Now, I find myself trapped in what could become a very volatile situation. It doesn’t matter that I want to be left alone and have no interest in being claimed by the alpha or anyone else in this pack. If I survive the Flux and get my wolf, I know that I won’t be given a choice. I’ll be claimed by someone whether I like it or not.

I do my best to ignore the weight of Burke’s unwelcome gaze as it roves over me. I try not to fidget or show any sign of weakness or discomfort. If I do, it’ll invite trouble, and that’s the last thing I need so close to the ceremony. I’ll need to come up with a plan, figure out what I’m going to do about my place here. But right now, I just need to bury my mother and come to terms with the fact that she’s no longer here.

Seamus, the mountain-sized beta pretending to give a shit about my mother and my loss, gives me a nod that tells me it’s time. Pulling in a fortifying breath, I stand up slowly, walking to the head of my mother’s coffin. I stand there, numb, lost, and not nearly ready to say goodbye.

Grief tightens my throat as I reach out and place my palms on the smooth shiny wood of her coffin, a hint of red in it that would have made her smile. I lean down and kiss the top of the box that will encase her until the dirt and the plants claim her for their own. My chest tightens as I step back, and then I watch as they lower her into the ground where I can’t follow.

Cold anguish washes through me. My breath feels labored, my limbs exhausted, but the loss I’m drowning in still doesn’t prick my eyes. I exhale through the pain, robotically moving over to the pile of dirt and palming the shovel that’s been speared into the side of it. I stomp it all the way into the soil and lift out a small mound, waiting until her coffin rests solidly at the bottom of the hole the omegas dug earlier.

When the straps are pulled up, I sprinkle my dirt into the earthen tomb, wishing I could crawl in and be buried right alongside her. The dark soil spoils the pure white of the flowers, but it feels like a fitting metaphor for what my life is now.

The shovel is gently taken from my hands, and one by one, the pack lines up to help cover my mother and say their final goodbyes. I step to the side of the procession, but I can’t ignore the feeling like something inside me is dying with each shovelful of dirt dropped on top of her.

Tilting my head back, I look up at the darkening sky. The vastness of it settles over me, and I try to feel less caged in, less trapped by my pain and my circumstances, but a large body steps next to mine, his heat and intention impossible to ignore. I don’t need the senses of a wolf to know who it is.
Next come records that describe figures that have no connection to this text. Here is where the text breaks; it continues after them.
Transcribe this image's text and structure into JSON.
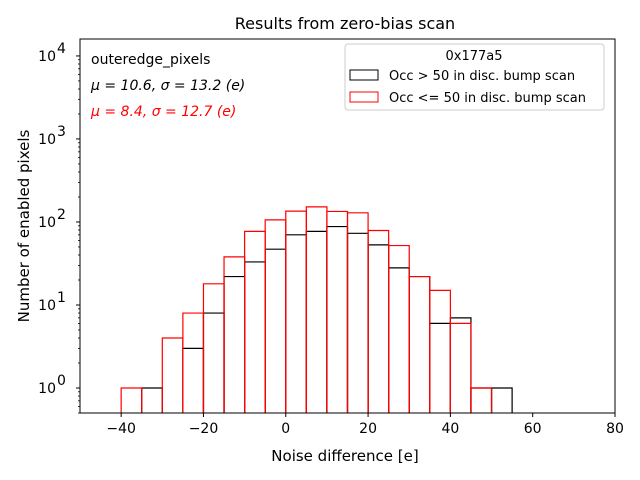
{
  "chart_data": {
    "type": "histogram",
    "title": "Results from zero-bias scan",
    "xlabel": "Noise difference [e]",
    "ylabel": "Number of enabled pixels",
    "xlim": [
      -50,
      80
    ],
    "ylim": [
      0.5,
      16000
    ],
    "yscale": "log",
    "x_ticks": [
      -40,
      -20,
      0,
      20,
      40,
      60,
      80
    ],
    "x_tick_labels": [
      "−40",
      "−20",
      "0",
      "20",
      "40",
      "60",
      "80"
    ],
    "y_tick_labels": [
      {
        "value": 1,
        "base": "10",
        "exp": "0"
      },
      {
        "value": 10,
        "base": "10",
        "exp": "1"
      },
      {
        "value": 100,
        "base": "10",
        "exp": "2"
      },
      {
        "value": 1000,
        "base": "10",
        "exp": "3"
      },
      {
        "value": 10000,
        "base": "10",
        "exp": "4"
      }
    ],
    "bin_edges": [
      -40,
      -35,
      -30,
      -25,
      -20,
      -15,
      -10,
      -5,
      0,
      5,
      10,
      15,
      20,
      25,
      30,
      35,
      40,
      45,
      50,
      55
    ],
    "series": [
      {
        "name": "Occ > 50 in disc. bump scan",
        "color": "#000000",
        "counts": [
          0,
          1,
          0,
          3,
          8,
          22,
          33,
          47,
          70,
          77,
          88,
          73,
          53,
          28,
          22,
          6,
          7,
          1,
          1
        ]
      },
      {
        "name": "Occ <= 50 in disc. bump scan",
        "color": "#ff0000",
        "counts": [
          1,
          0,
          4,
          8,
          18,
          38,
          77,
          106,
          135,
          152,
          134,
          129,
          79,
          52,
          22,
          15,
          6,
          1,
          0
        ]
      }
    ],
    "annotations": {
      "label": "outeredge_pixels",
      "black_stats": "μ = 10.6, σ = 13.2 (e)",
      "red_stats": "μ = 8.4, σ = 12.7 (e)",
      "black_color": "#000000",
      "red_color": "#ff0000"
    },
    "legend": {
      "title": "0x177a5",
      "position": "top-right"
    }
  }
}
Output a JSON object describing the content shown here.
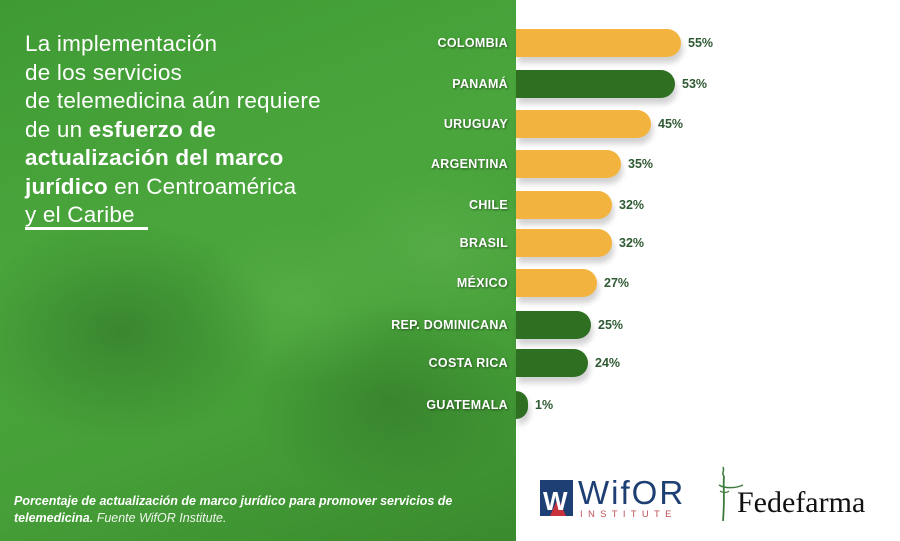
{
  "headline": {
    "line1": "La implementación",
    "line2": "de los servicios",
    "line3": "de telemedicina aún requiere",
    "line4_regular": "de un ",
    "line4_bold": "esfuerzo de",
    "line5_bold": "actualización del marco",
    "line6_bold": "jurídico",
    "line6_regular": " en Centroamérica",
    "line7": "y el Caribe"
  },
  "caption": {
    "bold_part": "Porcentaje de actualización de marco jurídico para promover servicios de telemedicina.",
    "light_part": "Fuente WifOR Institute."
  },
  "colors": {
    "panel_green": "#45a038",
    "bar_yellow": "#f3b43f",
    "bar_green": "#2f6f22",
    "value_text": "#2f5a33"
  },
  "logos": {
    "wifor": {
      "name": "WifOR",
      "sub": "INSTITUTE",
      "mark": "W"
    },
    "fedefarma": {
      "name": "Fedefarma"
    }
  },
  "chart_data": {
    "type": "bar",
    "orientation": "horizontal",
    "title": "Porcentaje de actualización de marco jurídico para promover servicios de telemedicina",
    "source": "Fuente WifOR Institute.",
    "xlabel": "",
    "ylabel": "",
    "value_suffix": "%",
    "xlim": [
      0,
      100
    ],
    "grid": false,
    "legend": null,
    "categories": [
      "COLOMBIA",
      "PANAMÁ",
      "URUGUAY",
      "ARGENTINA",
      "CHILE",
      "BRASIL",
      "MÉXICO",
      "REP. DOMINICANA",
      "COSTA RICA",
      "GUATEMALA"
    ],
    "values": [
      55,
      53,
      45,
      35,
      32,
      32,
      27,
      25,
      24,
      1
    ],
    "labels": [
      "55%",
      "53%",
      "45%",
      "35%",
      "32%",
      "32%",
      "27%",
      "25%",
      "24%",
      "1%"
    ],
    "bar_colors": [
      "#f3b43f",
      "#2f6f22",
      "#f3b43f",
      "#f3b43f",
      "#f3b43f",
      "#f3b43f",
      "#f3b43f",
      "#2f6f22",
      "#2f6f22",
      "#2f6f22"
    ]
  }
}
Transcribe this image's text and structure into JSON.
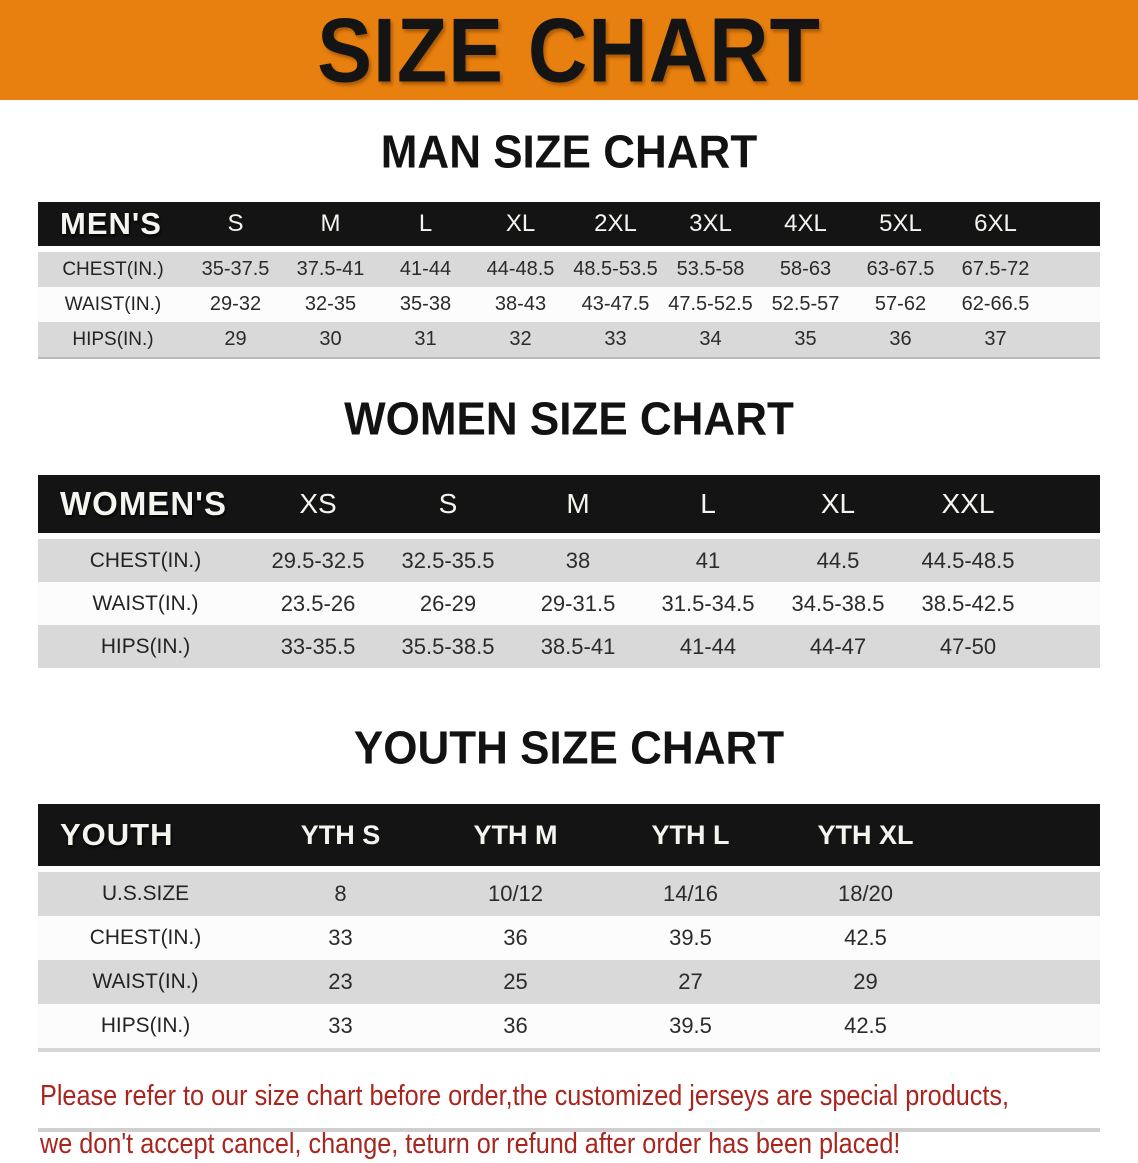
{
  "banner": {
    "title": "SIZE CHART"
  },
  "colors": {
    "banner_bg": "#E8800F",
    "header_bar_bg": "#141414",
    "row_shaded": "#D9D9D9",
    "row_plain": "#FCFCFC",
    "footer_text": "#A8261F"
  },
  "sections": [
    {
      "id": "men",
      "title": "MAN SIZE CHART",
      "group_label": "MEN'S",
      "size_headers": [
        "S",
        "M",
        "L",
        "XL",
        "2XL",
        "3XL",
        "4XL",
        "5XL",
        "6XL"
      ],
      "rows": [
        {
          "label": "CHEST(IN.)",
          "values": [
            "35-37.5",
            "37.5-41",
            "41-44",
            "44-48.5",
            "48.5-53.5",
            "53.5-58",
            "58-63",
            "63-67.5",
            "67.5-72"
          ]
        },
        {
          "label": "WAIST(IN.)",
          "values": [
            "29-32",
            "32-35",
            "35-38",
            "38-43",
            "43-47.5",
            "47.5-52.5",
            "52.5-57",
            "57-62",
            "62-66.5"
          ]
        },
        {
          "label": "HIPS(IN.)",
          "values": [
            "29",
            "30",
            "31",
            "32",
            "33",
            "34",
            "35",
            "36",
            "37"
          ]
        }
      ]
    },
    {
      "id": "women",
      "title": "WOMEN SIZE CHART",
      "group_label": "WOMEN'S",
      "size_headers": [
        "XS",
        "S",
        "M",
        "L",
        "XL",
        "XXL"
      ],
      "rows": [
        {
          "label": "CHEST(IN.)",
          "values": [
            "29.5-32.5",
            "32.5-35.5",
            "38",
            "41",
            "44.5",
            "44.5-48.5"
          ]
        },
        {
          "label": "WAIST(IN.)",
          "values": [
            "23.5-26",
            "26-29",
            "29-31.5",
            "31.5-34.5",
            "34.5-38.5",
            "38.5-42.5"
          ]
        },
        {
          "label": "HIPS(IN.)",
          "values": [
            "33-35.5",
            "35.5-38.5",
            "38.5-41",
            "41-44",
            "44-47",
            "47-50"
          ]
        }
      ]
    },
    {
      "id": "youth",
      "title": "YOUTH SIZE CHART",
      "group_label": "YOUTH",
      "size_headers": [
        "YTH S",
        "YTH M",
        "YTH L",
        "YTH XL"
      ],
      "rows": [
        {
          "label": "U.S.SIZE",
          "values": [
            "8",
            "10/12",
            "14/16",
            "18/20"
          ]
        },
        {
          "label": "CHEST(IN.)",
          "values": [
            "33",
            "36",
            "39.5",
            "42.5"
          ]
        },
        {
          "label": "WAIST(IN.)",
          "values": [
            "23",
            "25",
            "27",
            "29"
          ]
        },
        {
          "label": "HIPS(IN.)",
          "values": [
            "33",
            "36",
            "39.5",
            "42.5"
          ]
        }
      ]
    }
  ],
  "footer": {
    "line1": "Please refer to our size chart before order,the customized jerseys are special products,",
    "line2": "we don't accept cancel, change, teturn or refund after order has been placed!"
  }
}
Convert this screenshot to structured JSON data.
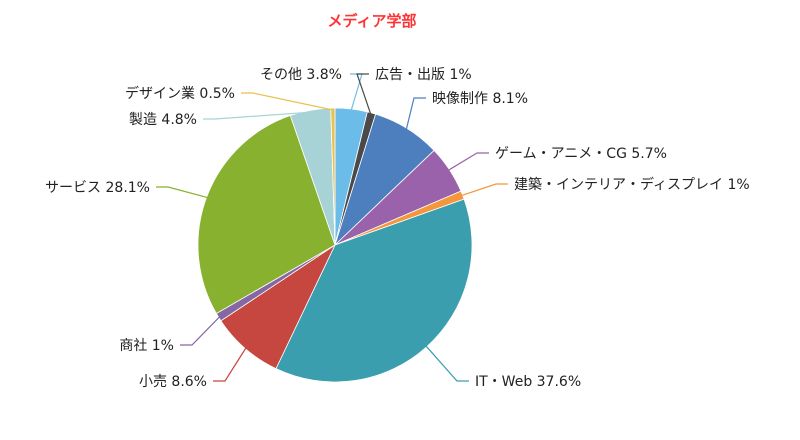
{
  "chart_data": {
    "type": "pie",
    "title": "メディア学部",
    "start": "top, clockwise",
    "slices": [
      {
        "label": "その他",
        "value": 3.8,
        "text": "その他 3.8%",
        "color": "#6cbce9"
      },
      {
        "label": "広告・出版",
        "value": 1.0,
        "text": "広告・出版 1%",
        "color": "#4a4a4a"
      },
      {
        "label": "映像制作",
        "value": 8.1,
        "text": "映像制作 8.1%",
        "color": "#4d7fbe"
      },
      {
        "label": "ゲーム・アニメ・CG",
        "value": 5.7,
        "text": "ゲーム・アニメ・CG 5.7%",
        "color": "#9a62ab"
      },
      {
        "label": "建築・インテリア・ディスプレイ",
        "value": 1.0,
        "text": "建築・インテリア・ディスプレイ 1%",
        "color": "#f4963c"
      },
      {
        "label": "IT・Web",
        "value": 37.6,
        "text": "IT・Web 37.6%",
        "color": "#3a9eaf"
      },
      {
        "label": "小売",
        "value": 8.6,
        "text": "小売 8.6%",
        "color": "#c6473f"
      },
      {
        "label": "商社",
        "value": 1.0,
        "text": "商社 1%",
        "color": "#8567a4"
      },
      {
        "label": "サービス",
        "value": 28.1,
        "text": "サービス 28.1%",
        "color": "#87b12f"
      },
      {
        "label": "製造",
        "value": 4.8,
        "text": "製造 4.8%",
        "color": "#a7d3d6"
      },
      {
        "label": "デザイン業",
        "value": 0.5,
        "text": "デザイン業 0.5%",
        "color": "#e9c14c"
      }
    ]
  }
}
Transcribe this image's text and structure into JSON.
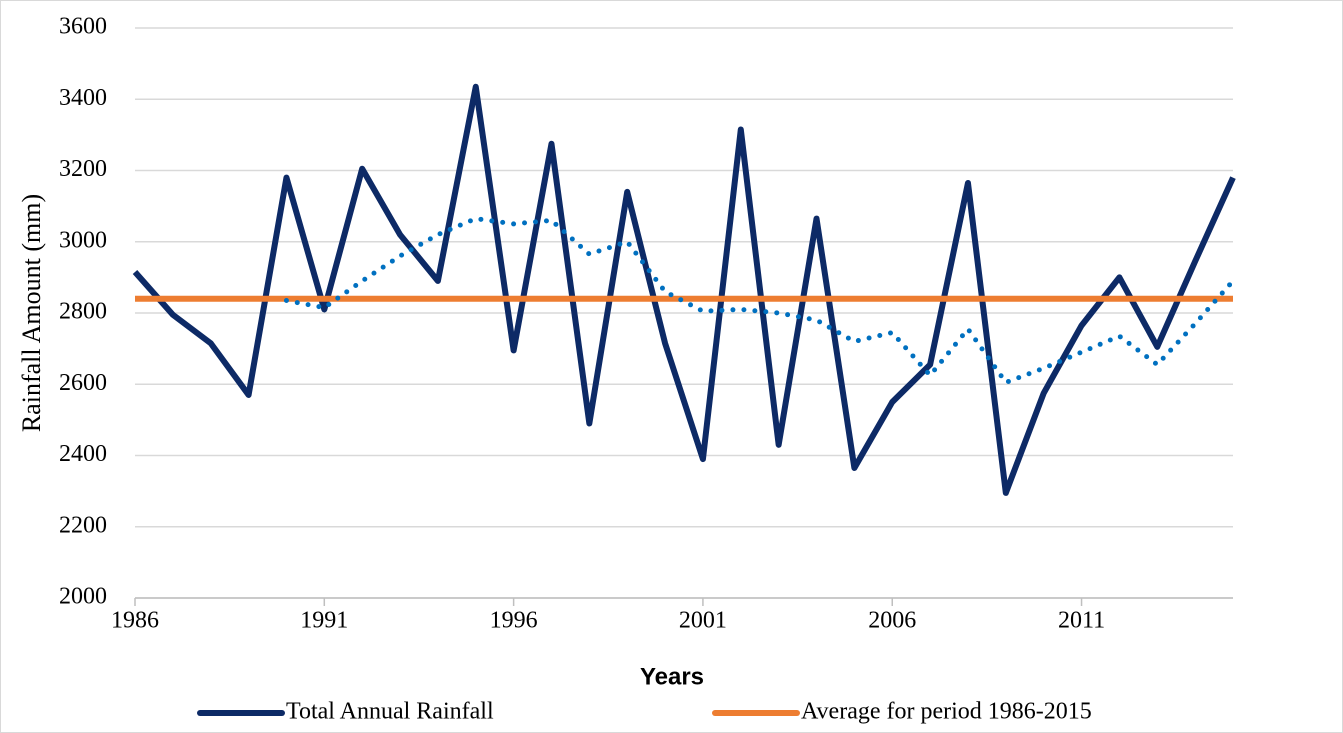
{
  "chart_data": {
    "type": "line",
    "x_label": "Years",
    "y_label": "Rainfall Amount (mm)",
    "x": [
      1986,
      1987,
      1988,
      1989,
      1990,
      1991,
      1992,
      1993,
      1994,
      1995,
      1996,
      1997,
      1998,
      1999,
      2000,
      2001,
      2002,
      2003,
      2004,
      2005,
      2006,
      2007,
      2008,
      2009,
      2010,
      2011,
      2012,
      2013,
      2014,
      2015
    ],
    "xlim": [
      1986,
      2015
    ],
    "xticks": [
      1986,
      1991,
      1996,
      2001,
      2006,
      2011
    ],
    "ylim": [
      2000,
      3600
    ],
    "yticks": [
      2000,
      2200,
      2400,
      2600,
      2800,
      3000,
      3200,
      3400,
      3600
    ],
    "grid": true,
    "legend": "bottom",
    "series": [
      {
        "name": "Total Annual Rainfall",
        "color": "#0d2a66",
        "style": "solid",
        "values": [
          2915,
          2795,
          2715,
          2570,
          3180,
          2810,
          3205,
          3020,
          2890,
          3435,
          2695,
          3275,
          2490,
          3140,
          2715,
          2390,
          3315,
          2430,
          3065,
          2365,
          2550,
          2655,
          3165,
          2295,
          2575,
          2765,
          2900,
          2705,
          2945,
          3180
        ]
      },
      {
        "name": "Average for period 1986-2015",
        "color": "#ed7d31",
        "style": "solid",
        "values": [
          2840,
          2840,
          2840,
          2840,
          2840,
          2840,
          2840,
          2840,
          2840,
          2840,
          2840,
          2840,
          2840,
          2840,
          2840,
          2840,
          2840,
          2840,
          2840,
          2840,
          2840,
          2840,
          2840,
          2840,
          2840,
          2840,
          2840,
          2840,
          2840,
          2840
        ]
      },
      {
        "color": "#0070c0",
        "style": "dotted",
        "values": [
          null,
          null,
          null,
          null,
          2835,
          2815,
          2890,
          2960,
          3020,
          3065,
          3050,
          3060,
          2965,
          3000,
          2860,
          2805,
          2810,
          2800,
          2780,
          2720,
          2745,
          2625,
          2755,
          2605,
          2645,
          2690,
          2735,
          2655,
          2770,
          2890
        ]
      }
    ]
  }
}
I look up to find hair as dark as pitch, skin the color of warm oak, and twisted black eyes. Burke is stacked like a house with enough muscle and brains to hold tight to the reins of the Twin Rivers pack. He’s gorgeous, he knows it, and he likes to act as though his looks and status entitle him to certain things. He doesn’t understand in the slightest that when you’re cruel and corrupt on the inside, it taints what people see on the outside. I like to call it the Gaston complex.

“You’re going to be okay,” he tells me, as though I’m some distraught mess in desperate need of his half-assed consoling.

“I know,” I reply simply, offering a weak smile to someone who pats me on the back as they walk by.

My throat grows tighter as the grave quickly fills up, and all I want to do is wander into the woods I’ve spent my whole childhood in and get lost for a while. To be away from calculating eyes and the crowding grief.

“You’ll have your wolf soon, and all of this will feel more bearable,” Burke declares, as though he even cares or thinks the loss of my mother is something that can be replaced by a pet.

Shame instantly fills me for that thought. The wolf spirit that chooses us is not a pet, I inwardly chastise myself. I subtly move to put a few more inches of distance between me and my alpha. But he steps closer, as though my retreat is an invitation and not an expression of discomfort. I feel his hand land against the small of my back, and the ends of my long hair brush across his arm. He leans down, crowding my space, and as much as I want to pull away from him, I don’t.